Religious Notions of Gypsies

Religious Notions of Gypsies (1888)
1048930Religious Notions of Gypsies1888

Religious Notions of Gypsies.—The gypsies' religion, says the author of "The Transylvanian Tziganes[1]," in "Blackwood's Magazine," is of the vaguest description. They generally agree as to the existence of a God, but it is a God whom they can fear without loving. "God can not be good," they argue, "else he would not make us die." The devil they also believe in to a certain extent; but only as a weak, silly fellow, incapable of doing much harm. A gypsy, questioned as to whether he believed in the immortality of the soul and the resurrection of the body, scoffed at the idea. "How could I be so foolish as to believe this?" he asked, with unconscious philosophy. "We have been quite wretched enough, and wicked enough, in this world already. Why should we begin again in another?" Sometimes their confused notions of Christianity take the shape of believing in a God, and in his Son, the young God; but while many are of the opinion that the old God is dead, and that his Son now reigns in his place, others declare that the old God is not really dead, but has merely abdicated in favor of the young God.

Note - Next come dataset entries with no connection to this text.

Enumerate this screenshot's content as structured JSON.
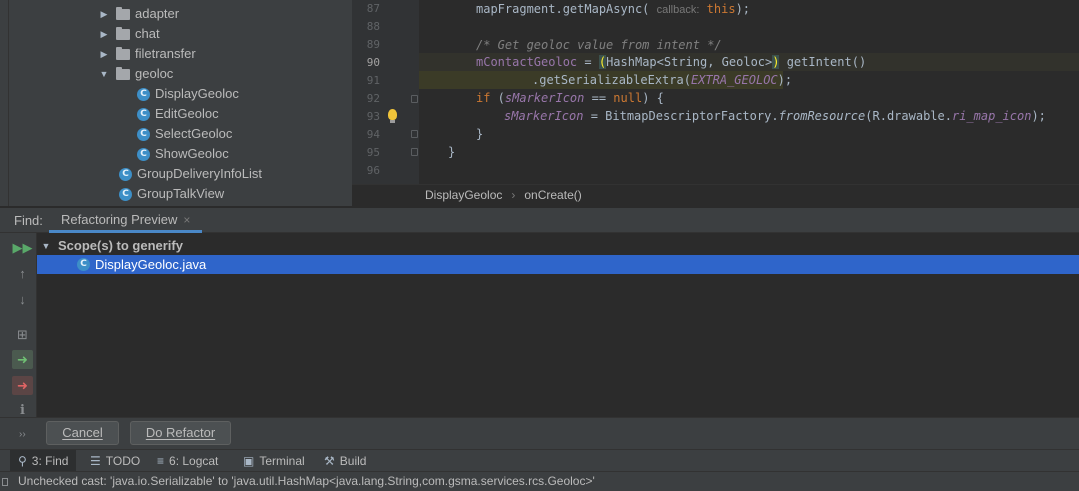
{
  "project_tree": {
    "items": [
      {
        "name": "adapter",
        "kind": "folder",
        "expanded": false
      },
      {
        "name": "chat",
        "kind": "folder",
        "expanded": false
      },
      {
        "name": "filetransfer",
        "kind": "folder",
        "expanded": false
      },
      {
        "name": "geoloc",
        "kind": "folder",
        "expanded": true
      },
      {
        "name": "DisplayGeoloc",
        "kind": "class"
      },
      {
        "name": "EditGeoloc",
        "kind": "class"
      },
      {
        "name": "SelectGeoloc",
        "kind": "class"
      },
      {
        "name": "ShowGeoloc",
        "kind": "class"
      },
      {
        "name": "GroupDeliveryInfoList",
        "kind": "class"
      },
      {
        "name": "GroupTalkView",
        "kind": "class"
      }
    ]
  },
  "editor": {
    "line_numbers": [
      "87",
      "88",
      "89",
      "90",
      "91",
      "92",
      "93",
      "94",
      "95",
      "96"
    ],
    "current_line": "90",
    "code": {
      "l87_a": "mapFragment.getMapAsync( ",
      "l87_hint": "callback:",
      "l87_kw": "this",
      "l87_end": ");",
      "l89_comment": "/* Get geoloc value from intent */",
      "l90_field": "mContactGeoloc",
      "l90_eq": " = ",
      "l90_open": "(",
      "l90_type": "HashMap<String, Geoloc>",
      "l90_close": ")",
      "l90_call": " getIntent()",
      "l91_call": ".getSerializableExtra(",
      "l91_const": "EXTRA_GEOLOC",
      "l91_end": ");",
      "l92_kw": "if",
      "l92_a": " (",
      "l92_field": "sMarkerIcon",
      "l92_b": " == ",
      "l92_null": "null",
      "l92_c": ") {",
      "l93_field": "sMarkerIcon",
      "l93_a": " = BitmapDescriptorFactory.",
      "l93_method": "fromResource",
      "l93_b": "(R.drawable.",
      "l93_res": "ri_map_icon",
      "l93_c": ");",
      "l94": "}",
      "l95": "}"
    },
    "breadcrumb": {
      "class_name": "DisplayGeoloc",
      "separator": "›",
      "method": "onCreate()"
    }
  },
  "find_window": {
    "label": "Find:",
    "tab_label": "Refactoring Preview",
    "tab_close": "×",
    "scope_label": "Scope(s) to generify",
    "file_item": "DisplayGeoloc.java",
    "toolbar_icons": [
      "rerun-icon",
      "previous-occurrence-icon",
      "next-occurrence-icon",
      "group-icon",
      "include-icon",
      "exclude-icon",
      "info-icon",
      "expand-icon"
    ]
  },
  "buttons": {
    "cancel": "Cancel",
    "do_refactor": "Do Refactor"
  },
  "tool_tabs": [
    {
      "label": "3: Find",
      "icon": "search-icon",
      "active": true
    },
    {
      "label": "TODO",
      "icon": "list-icon",
      "active": false
    },
    {
      "label": "6: Logcat",
      "icon": "logcat-icon",
      "active": false
    },
    {
      "label": "Terminal",
      "icon": "terminal-icon",
      "active": false
    },
    {
      "label": "Build",
      "icon": "hammer-icon",
      "active": false
    }
  ],
  "status_bar": {
    "message": "Unchecked cast: 'java.io.Serializable' to 'java.util.HashMap<java.lang.String,com.gsma.services.rcs.Geoloc>'"
  },
  "colors": {
    "accent": "#4a88c7",
    "selection": "#2f65ca",
    "keyword": "#cc7832",
    "field": "#9876aa",
    "comment": "#808080"
  }
}
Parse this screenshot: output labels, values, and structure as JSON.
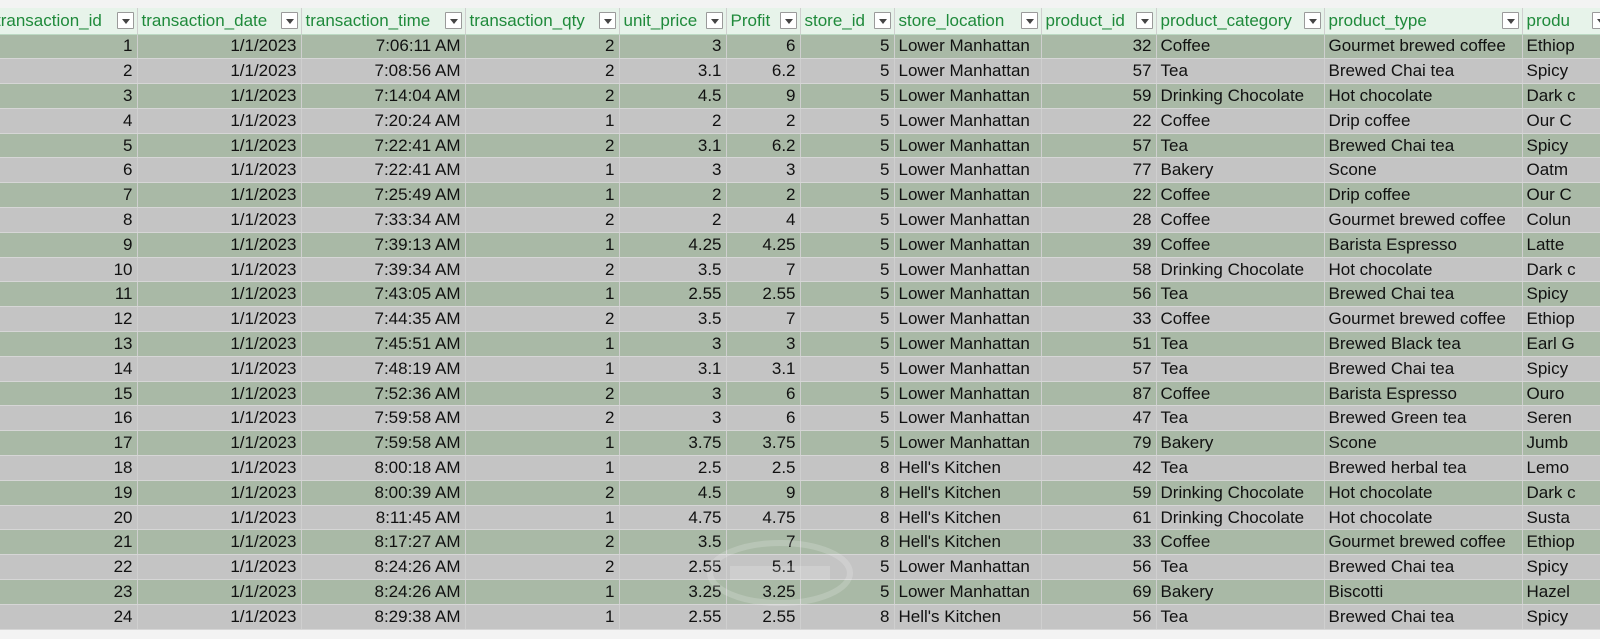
{
  "sheet": {
    "columns": [
      {
        "key": "transaction_id",
        "label": "transaction_id",
        "align": "num"
      },
      {
        "key": "transaction_date",
        "label": "transaction_date",
        "align": "num"
      },
      {
        "key": "transaction_time",
        "label": "transaction_time",
        "align": "num"
      },
      {
        "key": "transaction_qty",
        "label": "transaction_qty",
        "align": "num"
      },
      {
        "key": "unit_price",
        "label": "unit_price",
        "align": "num"
      },
      {
        "key": "profit",
        "label": "Profit",
        "align": "num"
      },
      {
        "key": "store_id",
        "label": "store_id",
        "align": "num"
      },
      {
        "key": "store_location",
        "label": "store_location",
        "align": "txt"
      },
      {
        "key": "product_id",
        "label": "product_id",
        "align": "num"
      },
      {
        "key": "product_category",
        "label": "product_category",
        "align": "txt"
      },
      {
        "key": "product_type",
        "label": "product_type",
        "align": "txt"
      },
      {
        "key": "product_detail",
        "label": "produ",
        "align": "txt"
      }
    ],
    "filter_icon": "dropdown-arrow-icon",
    "row_colors": {
      "odd": "#a9b9a6",
      "even": "#c4c4c4",
      "header_bg": "#e7f3ea",
      "header_text": "#1f8a3b"
    },
    "rows": [
      [
        "1",
        "1/1/2023",
        "7:06:11 AM",
        "2",
        "3",
        "6",
        "5",
        "Lower Manhattan",
        "32",
        "Coffee",
        "Gourmet brewed coffee",
        "Ethiop"
      ],
      [
        "2",
        "1/1/2023",
        "7:08:56 AM",
        "2",
        "3.1",
        "6.2",
        "5",
        "Lower Manhattan",
        "57",
        "Tea",
        "Brewed Chai tea",
        "Spicy"
      ],
      [
        "3",
        "1/1/2023",
        "7:14:04 AM",
        "2",
        "4.5",
        "9",
        "5",
        "Lower Manhattan",
        "59",
        "Drinking Chocolate",
        "Hot chocolate",
        "Dark c"
      ],
      [
        "4",
        "1/1/2023",
        "7:20:24 AM",
        "1",
        "2",
        "2",
        "5",
        "Lower Manhattan",
        "22",
        "Coffee",
        "Drip coffee",
        "Our C"
      ],
      [
        "5",
        "1/1/2023",
        "7:22:41 AM",
        "2",
        "3.1",
        "6.2",
        "5",
        "Lower Manhattan",
        "57",
        "Tea",
        "Brewed Chai tea",
        "Spicy"
      ],
      [
        "6",
        "1/1/2023",
        "7:22:41 AM",
        "1",
        "3",
        "3",
        "5",
        "Lower Manhattan",
        "77",
        "Bakery",
        "Scone",
        "Oatm"
      ],
      [
        "7",
        "1/1/2023",
        "7:25:49 AM",
        "1",
        "2",
        "2",
        "5",
        "Lower Manhattan",
        "22",
        "Coffee",
        "Drip coffee",
        "Our C"
      ],
      [
        "8",
        "1/1/2023",
        "7:33:34 AM",
        "2",
        "2",
        "4",
        "5",
        "Lower Manhattan",
        "28",
        "Coffee",
        "Gourmet brewed coffee",
        "Colun"
      ],
      [
        "9",
        "1/1/2023",
        "7:39:13 AM",
        "1",
        "4.25",
        "4.25",
        "5",
        "Lower Manhattan",
        "39",
        "Coffee",
        "Barista Espresso",
        "Latte"
      ],
      [
        "10",
        "1/1/2023",
        "7:39:34 AM",
        "2",
        "3.5",
        "7",
        "5",
        "Lower Manhattan",
        "58",
        "Drinking Chocolate",
        "Hot chocolate",
        "Dark c"
      ],
      [
        "11",
        "1/1/2023",
        "7:43:05 AM",
        "1",
        "2.55",
        "2.55",
        "5",
        "Lower Manhattan",
        "56",
        "Tea",
        "Brewed Chai tea",
        "Spicy"
      ],
      [
        "12",
        "1/1/2023",
        "7:44:35 AM",
        "2",
        "3.5",
        "7",
        "5",
        "Lower Manhattan",
        "33",
        "Coffee",
        "Gourmet brewed coffee",
        "Ethiop"
      ],
      [
        "13",
        "1/1/2023",
        "7:45:51 AM",
        "1",
        "3",
        "3",
        "5",
        "Lower Manhattan",
        "51",
        "Tea",
        "Brewed Black tea",
        "Earl G"
      ],
      [
        "14",
        "1/1/2023",
        "7:48:19 AM",
        "1",
        "3.1",
        "3.1",
        "5",
        "Lower Manhattan",
        "57",
        "Tea",
        "Brewed Chai tea",
        "Spicy"
      ],
      [
        "15",
        "1/1/2023",
        "7:52:36 AM",
        "2",
        "3",
        "6",
        "5",
        "Lower Manhattan",
        "87",
        "Coffee",
        "Barista Espresso",
        "Ouro"
      ],
      [
        "16",
        "1/1/2023",
        "7:59:58 AM",
        "2",
        "3",
        "6",
        "5",
        "Lower Manhattan",
        "47",
        "Tea",
        "Brewed Green tea",
        "Seren"
      ],
      [
        "17",
        "1/1/2023",
        "7:59:58 AM",
        "1",
        "3.75",
        "3.75",
        "5",
        "Lower Manhattan",
        "79",
        "Bakery",
        "Scone",
        "Jumb"
      ],
      [
        "18",
        "1/1/2023",
        "8:00:18 AM",
        "1",
        "2.5",
        "2.5",
        "8",
        "Hell's Kitchen",
        "42",
        "Tea",
        "Brewed herbal tea",
        "Lemo"
      ],
      [
        "19",
        "1/1/2023",
        "8:00:39 AM",
        "2",
        "4.5",
        "9",
        "8",
        "Hell's Kitchen",
        "59",
        "Drinking Chocolate",
        "Hot chocolate",
        "Dark c"
      ],
      [
        "20",
        "1/1/2023",
        "8:11:45 AM",
        "1",
        "4.75",
        "4.75",
        "8",
        "Hell's Kitchen",
        "61",
        "Drinking Chocolate",
        "Hot chocolate",
        "Susta"
      ],
      [
        "21",
        "1/1/2023",
        "8:17:27 AM",
        "2",
        "3.5",
        "7",
        "8",
        "Hell's Kitchen",
        "33",
        "Coffee",
        "Gourmet brewed coffee",
        "Ethiop"
      ],
      [
        "22",
        "1/1/2023",
        "8:24:26 AM",
        "2",
        "2.55",
        "5.1",
        "5",
        "Lower Manhattan",
        "56",
        "Tea",
        "Brewed Chai tea",
        "Spicy"
      ],
      [
        "23",
        "1/1/2023",
        "8:24:26 AM",
        "1",
        "3.25",
        "3.25",
        "5",
        "Lower Manhattan",
        "69",
        "Bakery",
        "Biscotti",
        "Hazel"
      ],
      [
        "24",
        "1/1/2023",
        "8:29:38 AM",
        "1",
        "2.55",
        "2.55",
        "8",
        "Hell's Kitchen",
        "56",
        "Tea",
        "Brewed Chai tea",
        "Spicy"
      ]
    ]
  }
}
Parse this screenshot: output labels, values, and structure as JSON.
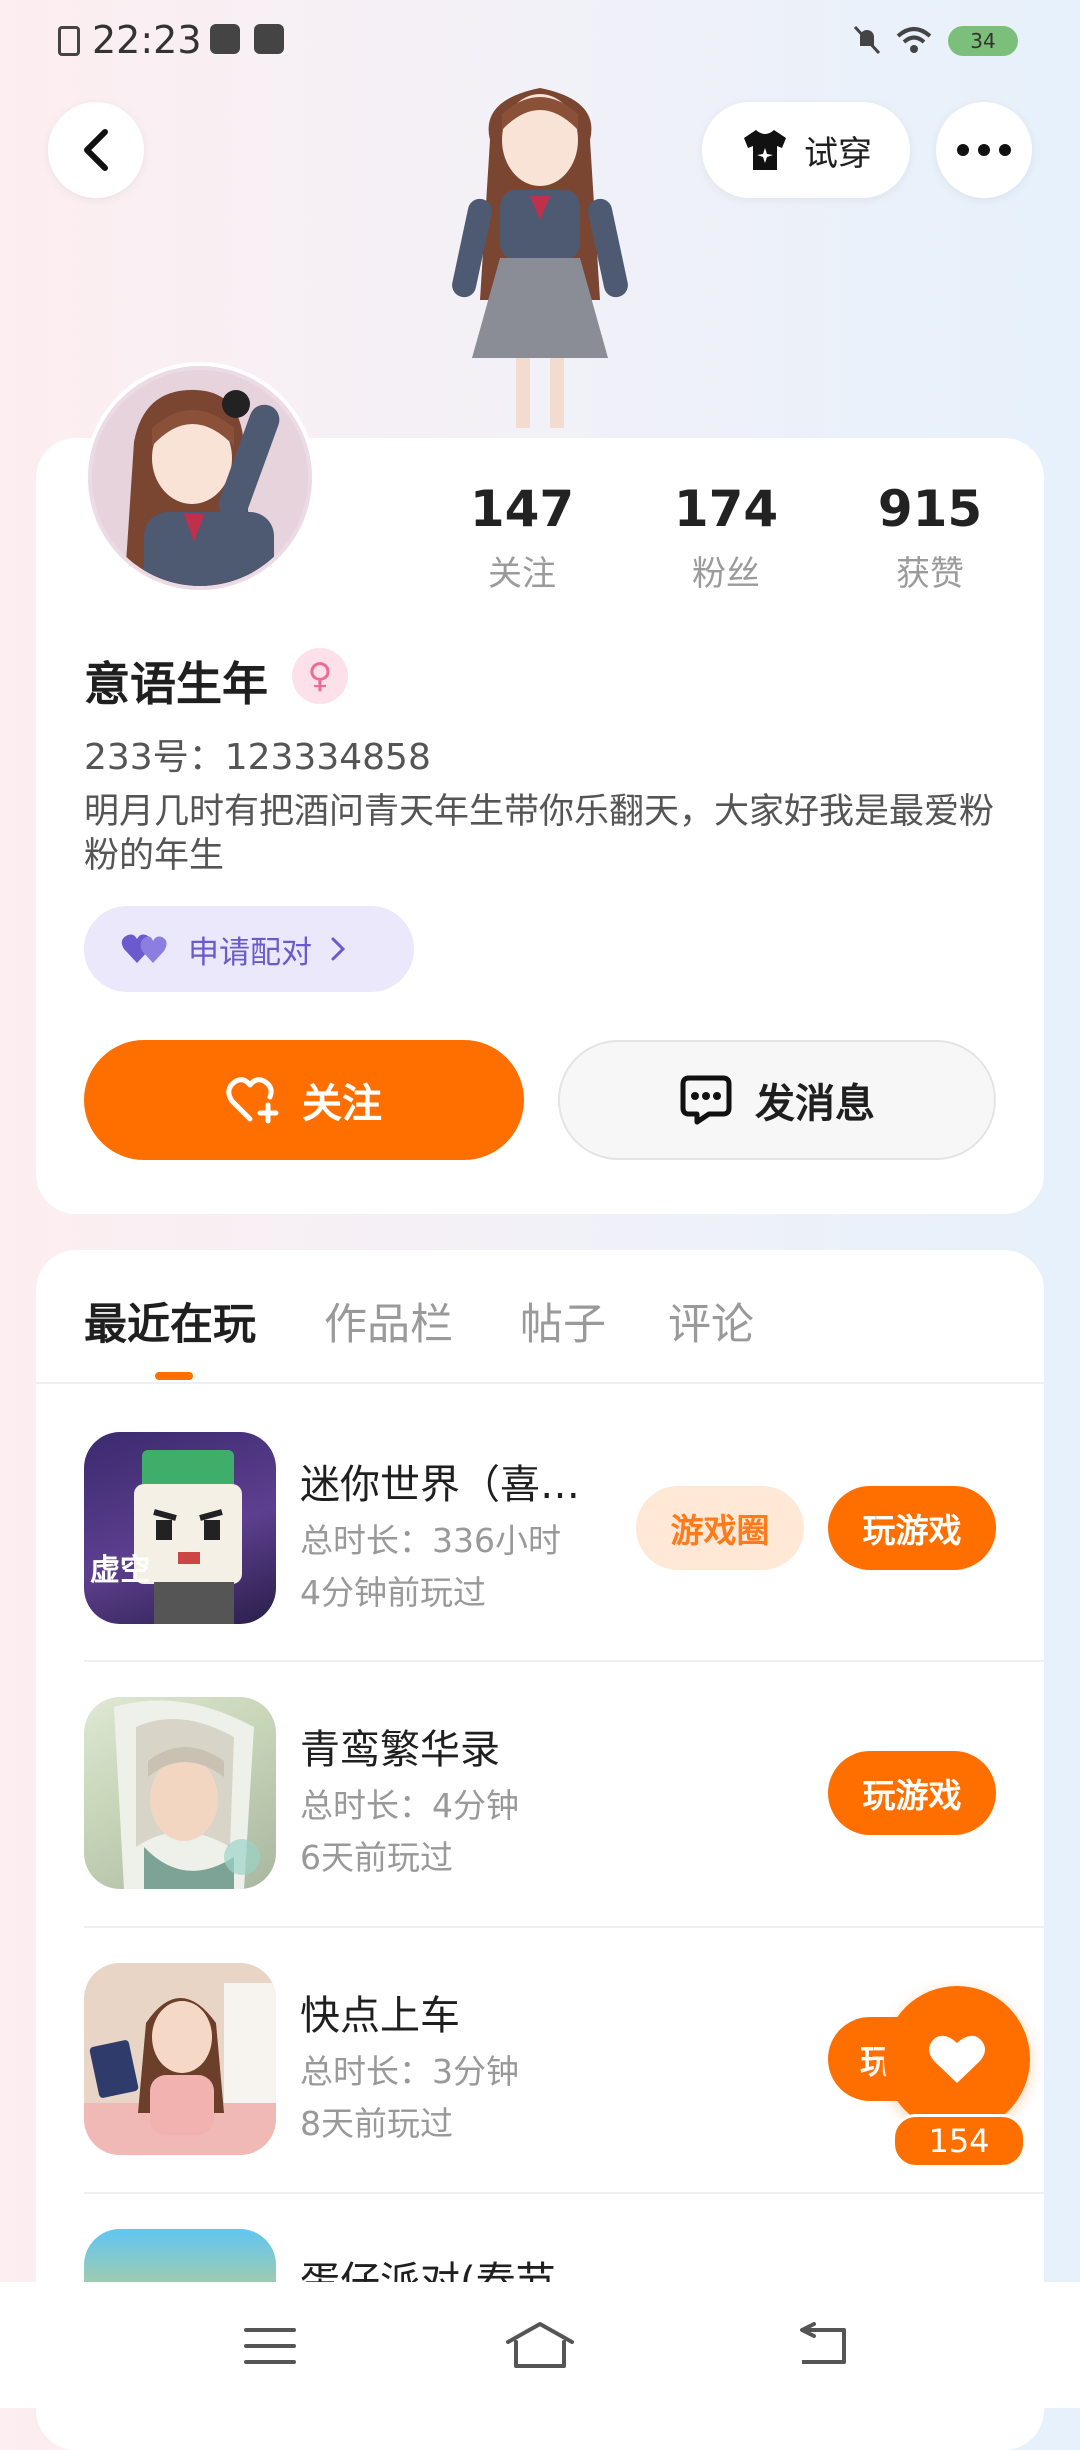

Though rarely believing in the immortality of the soul, the Tzigane usually holds with the doctrine of transmigration, and often supposes the spirit of some particular gypsy to have passed into a bat or a bird; further believing that, when that animal is killed, the spirit passes back to another new-born gypsy. The gypsies resident in villages and hamlets often nominally adopt the religion of the proprietor of the soil, principally, it seems, in order to secure the privilege of being buried at his expense.